Pese a que consideramos la creatividad como una virtud cuya habilidad hay que fomentar, lo cierto es que los cambios radicales o los intentos de modificar lo conocido, con frecuencia provocan el rechazo de la mayoría. Alabamos la iniciativa, pero nos resistimos a su implantación por temor a la incertidumbre y a la incomodidad que acarrearía tener que variar nuestros hábitos.
Las personas muy creativas lo son por su manera diferente de ver y entender el mundo, lo que les proporciona la capacidad de idear cosas que sorprenden al resto. De ahí que sea una cualidad especialmente valorada en artistas y, por extensión, en todos aquellos profesionales que deben enfrentarse a nuevos retos.
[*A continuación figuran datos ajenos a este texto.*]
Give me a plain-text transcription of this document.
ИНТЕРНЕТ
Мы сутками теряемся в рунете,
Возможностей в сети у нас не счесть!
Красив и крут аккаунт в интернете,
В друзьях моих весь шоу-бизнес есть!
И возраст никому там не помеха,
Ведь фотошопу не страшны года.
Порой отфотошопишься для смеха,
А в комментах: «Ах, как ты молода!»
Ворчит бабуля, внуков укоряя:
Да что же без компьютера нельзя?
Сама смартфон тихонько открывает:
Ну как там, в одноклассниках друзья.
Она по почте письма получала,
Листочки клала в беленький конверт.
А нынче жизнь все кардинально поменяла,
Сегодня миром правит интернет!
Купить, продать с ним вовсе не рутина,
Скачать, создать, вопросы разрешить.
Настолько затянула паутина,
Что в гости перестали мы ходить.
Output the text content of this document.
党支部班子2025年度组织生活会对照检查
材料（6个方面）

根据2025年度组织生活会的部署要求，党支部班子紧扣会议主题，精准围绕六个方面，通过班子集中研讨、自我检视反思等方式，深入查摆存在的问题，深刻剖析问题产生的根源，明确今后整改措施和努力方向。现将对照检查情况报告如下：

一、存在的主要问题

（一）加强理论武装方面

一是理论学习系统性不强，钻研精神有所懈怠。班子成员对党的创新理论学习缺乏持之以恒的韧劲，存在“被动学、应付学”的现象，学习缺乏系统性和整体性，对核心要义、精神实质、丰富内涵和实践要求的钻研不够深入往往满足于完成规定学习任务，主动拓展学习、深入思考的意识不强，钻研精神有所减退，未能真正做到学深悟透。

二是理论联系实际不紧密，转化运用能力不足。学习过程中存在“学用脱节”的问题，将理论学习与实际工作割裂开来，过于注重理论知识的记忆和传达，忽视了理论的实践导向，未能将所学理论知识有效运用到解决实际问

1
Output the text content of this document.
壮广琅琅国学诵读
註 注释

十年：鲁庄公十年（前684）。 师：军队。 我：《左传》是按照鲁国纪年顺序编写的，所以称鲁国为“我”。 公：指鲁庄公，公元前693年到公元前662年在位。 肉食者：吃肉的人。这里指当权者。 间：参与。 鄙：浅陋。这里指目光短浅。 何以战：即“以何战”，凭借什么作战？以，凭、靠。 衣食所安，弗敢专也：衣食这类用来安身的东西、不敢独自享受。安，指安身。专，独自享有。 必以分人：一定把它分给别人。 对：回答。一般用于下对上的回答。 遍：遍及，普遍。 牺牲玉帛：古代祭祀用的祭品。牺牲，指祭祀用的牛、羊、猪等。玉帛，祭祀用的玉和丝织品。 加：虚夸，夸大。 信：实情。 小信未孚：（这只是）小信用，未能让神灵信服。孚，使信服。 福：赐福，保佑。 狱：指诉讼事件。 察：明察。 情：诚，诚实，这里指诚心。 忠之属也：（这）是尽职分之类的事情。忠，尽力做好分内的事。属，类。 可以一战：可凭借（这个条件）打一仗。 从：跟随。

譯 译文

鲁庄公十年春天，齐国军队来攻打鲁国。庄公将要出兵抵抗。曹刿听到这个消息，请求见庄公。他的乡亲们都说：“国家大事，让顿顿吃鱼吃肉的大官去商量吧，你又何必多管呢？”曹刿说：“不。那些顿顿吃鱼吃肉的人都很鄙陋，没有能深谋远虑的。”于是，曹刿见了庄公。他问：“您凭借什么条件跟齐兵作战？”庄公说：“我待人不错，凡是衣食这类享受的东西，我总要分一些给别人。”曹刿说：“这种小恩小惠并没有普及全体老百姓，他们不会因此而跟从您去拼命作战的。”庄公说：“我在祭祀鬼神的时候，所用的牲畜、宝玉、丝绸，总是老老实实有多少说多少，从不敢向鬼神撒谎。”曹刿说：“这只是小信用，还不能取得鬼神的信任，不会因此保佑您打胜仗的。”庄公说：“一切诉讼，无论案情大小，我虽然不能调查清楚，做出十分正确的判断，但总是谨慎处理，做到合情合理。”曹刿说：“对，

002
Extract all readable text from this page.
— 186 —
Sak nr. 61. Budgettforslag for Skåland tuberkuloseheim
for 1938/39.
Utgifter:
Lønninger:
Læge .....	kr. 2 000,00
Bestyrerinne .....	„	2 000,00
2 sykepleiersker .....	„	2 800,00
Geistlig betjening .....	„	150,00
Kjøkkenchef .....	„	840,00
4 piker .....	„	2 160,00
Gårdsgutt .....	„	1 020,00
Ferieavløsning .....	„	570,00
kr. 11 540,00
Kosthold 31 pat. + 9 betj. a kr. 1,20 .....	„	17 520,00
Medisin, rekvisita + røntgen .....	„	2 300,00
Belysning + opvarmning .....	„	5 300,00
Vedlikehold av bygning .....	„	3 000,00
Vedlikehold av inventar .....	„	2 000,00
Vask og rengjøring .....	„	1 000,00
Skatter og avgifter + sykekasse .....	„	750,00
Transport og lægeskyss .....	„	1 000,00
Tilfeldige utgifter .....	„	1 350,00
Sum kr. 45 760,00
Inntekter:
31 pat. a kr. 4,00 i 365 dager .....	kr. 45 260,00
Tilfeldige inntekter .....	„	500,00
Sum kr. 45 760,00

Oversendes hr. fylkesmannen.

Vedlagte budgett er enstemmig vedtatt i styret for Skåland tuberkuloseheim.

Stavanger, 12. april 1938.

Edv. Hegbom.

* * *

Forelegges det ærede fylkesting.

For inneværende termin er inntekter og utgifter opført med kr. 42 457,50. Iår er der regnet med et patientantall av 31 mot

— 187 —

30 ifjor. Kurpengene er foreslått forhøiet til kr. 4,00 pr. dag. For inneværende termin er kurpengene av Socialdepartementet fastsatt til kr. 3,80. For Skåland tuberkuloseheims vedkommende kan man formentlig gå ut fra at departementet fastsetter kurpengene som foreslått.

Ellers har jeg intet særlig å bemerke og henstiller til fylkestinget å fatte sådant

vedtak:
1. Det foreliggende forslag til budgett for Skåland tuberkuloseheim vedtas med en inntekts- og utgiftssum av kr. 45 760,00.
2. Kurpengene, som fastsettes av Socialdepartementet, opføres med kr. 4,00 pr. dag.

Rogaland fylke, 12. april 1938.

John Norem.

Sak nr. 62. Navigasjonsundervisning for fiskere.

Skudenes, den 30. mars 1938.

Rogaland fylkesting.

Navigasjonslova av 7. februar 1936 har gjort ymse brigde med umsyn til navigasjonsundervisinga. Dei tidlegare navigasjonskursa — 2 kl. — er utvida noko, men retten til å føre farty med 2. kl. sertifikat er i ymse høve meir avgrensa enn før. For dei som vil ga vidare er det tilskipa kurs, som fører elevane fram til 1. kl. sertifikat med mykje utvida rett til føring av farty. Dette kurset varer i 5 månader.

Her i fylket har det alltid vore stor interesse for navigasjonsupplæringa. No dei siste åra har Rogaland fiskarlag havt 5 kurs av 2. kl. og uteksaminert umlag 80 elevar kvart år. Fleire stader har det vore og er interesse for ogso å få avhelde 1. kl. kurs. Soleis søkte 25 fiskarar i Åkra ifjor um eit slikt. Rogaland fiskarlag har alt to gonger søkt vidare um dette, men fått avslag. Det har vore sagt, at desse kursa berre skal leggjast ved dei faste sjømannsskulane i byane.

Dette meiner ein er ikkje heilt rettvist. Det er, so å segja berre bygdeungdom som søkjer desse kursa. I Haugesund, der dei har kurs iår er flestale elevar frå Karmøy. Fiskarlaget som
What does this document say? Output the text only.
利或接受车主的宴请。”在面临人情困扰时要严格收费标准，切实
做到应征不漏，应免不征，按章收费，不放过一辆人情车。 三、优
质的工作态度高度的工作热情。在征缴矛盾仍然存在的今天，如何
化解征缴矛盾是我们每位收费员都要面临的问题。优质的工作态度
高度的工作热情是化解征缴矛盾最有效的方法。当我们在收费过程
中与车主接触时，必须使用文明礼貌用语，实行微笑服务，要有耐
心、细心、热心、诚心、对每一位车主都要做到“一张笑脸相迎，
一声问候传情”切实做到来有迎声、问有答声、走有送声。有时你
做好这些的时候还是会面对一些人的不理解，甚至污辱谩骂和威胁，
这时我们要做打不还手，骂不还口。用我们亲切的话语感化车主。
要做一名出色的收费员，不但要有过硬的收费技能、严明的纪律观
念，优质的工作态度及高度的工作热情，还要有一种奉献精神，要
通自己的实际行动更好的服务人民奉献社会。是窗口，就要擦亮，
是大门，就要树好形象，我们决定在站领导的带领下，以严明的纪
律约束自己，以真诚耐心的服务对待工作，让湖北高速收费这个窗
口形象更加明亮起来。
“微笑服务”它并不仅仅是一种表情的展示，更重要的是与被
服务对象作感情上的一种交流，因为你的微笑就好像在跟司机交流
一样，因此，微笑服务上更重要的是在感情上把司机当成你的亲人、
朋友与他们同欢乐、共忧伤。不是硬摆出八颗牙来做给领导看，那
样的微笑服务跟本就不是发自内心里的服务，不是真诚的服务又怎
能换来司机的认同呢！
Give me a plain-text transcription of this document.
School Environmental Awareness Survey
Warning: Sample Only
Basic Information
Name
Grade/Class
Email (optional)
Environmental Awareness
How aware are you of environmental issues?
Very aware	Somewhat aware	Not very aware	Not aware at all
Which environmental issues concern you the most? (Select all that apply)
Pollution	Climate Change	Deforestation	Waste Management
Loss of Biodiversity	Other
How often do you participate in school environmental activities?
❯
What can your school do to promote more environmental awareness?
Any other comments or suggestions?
No obstante, cuando se trata de aplicar soluciones novedosas a un problema ya resuelto, aunque la existente sea menos eficiente o valiosa que la propuesta, la cosa cambia. Abogamos por la creatividad, pero preferimos lo malo conocido con tal de no abandonar la cómoda rutina a la que nos hemos acostumbrado.
Abogamos por la innovación, pero preferimos la rutina a la que estamos acostumbrados
Es lo que amablemente se denomina la paradoja de la creatividad: se anima, al tiempo que se hace lo posible por evitarla.. Vivimos rodeados de discursos sobre la importancia de la innovación que nos invitan a dar rienda suelta a nuevas ideas. Sin embargo, cuando la propuesta es ciertamente rompedora y atenta contra la costumbre, el statu quo y la tranquilidad de los demás, la iniciativa alberga una alta probabilidad de rechazo.
A su vez, este comportamiento contrario a adoptar nuevas formas de hacer provoca la llamada maldición de la creatividad, sensación que experimentan las personas que han dedicado tiempo y esfuerzo a pensar cómo hacer algo de una manera mejor y terminan frustradas por las trabas que encuentran para poder llevarla a cabo.
En el mundo de la empresa, ambos fenómenos -paradoja y maldición- surgen de otras tantas razones que afectan tanto al innovador como a los destinatarios de su invención.
La que tiene que ver con el generador de la idea suele deberse a no tener claro cuál es el verdadero propósito de la innovación, que no es otro que dar al usuario algo que le aporte más valor y/o le cueste menos que lo que ya existe.
Si la innovación que se propone no incide en alguno de estos fines (dar más por el mismo precio o lo mismo, pero de forma más eficiente: sea más rápido, más cómodo o más barato) la idea puede ser original, pero inútil. La decepción del innovador por la mala acogida de la propuesta no debe achacarla a un rechazo a su creatividad, sino a una errónea orientación de su capacidad creativa.
Por parte de los detractores de la invención, cabe señalar la consabida resistencia al cambio. Como decíamos en el artículo El cambio organizacional de este mismo blog, las personas somos elementos físicos y, por tanto, también obedecemos a las leyes de Newton, especialmente a la que tiene que ver con la inercia. Por ese motivo y como avala el refrán, preferimos quedarnos con lo malo conocido antes que esforzarnos por un supuesto bueno por conocer.
Para hacer realidad una idea, la creatividad por sí sola no basta
Para evitar el inconveniente deberemos aplicar las reglas de la gestión del cambio: si la solución creativa es ciertamente innovadora (eficiente o de más valor) habrá que mostrar los beneficios que se derivan de su implantación, haciendo ver que merece la pena el esfuerzo y tratando de minimizar la incertidumbre asociada a todo proceso de cambio.
Consecuencia de lo anterior es que, para hacer realidad una idea -máxime si es rupturista-, la creatividad por sí sola no basta, como podrían corroborar visionarios de todas las épocas que sufrieron la indolencia de sus coetáneos o sucumbieron ante los detractores que vieron en sus invenciones una amenaza a su privilegiado estatus.
La buena noticia es que hoy tenemos a favor una generalizada corriente de opinión que afirma que ser creativo e innovador es algo deseable y, por tanto, bueno… aunque exista la paradoja.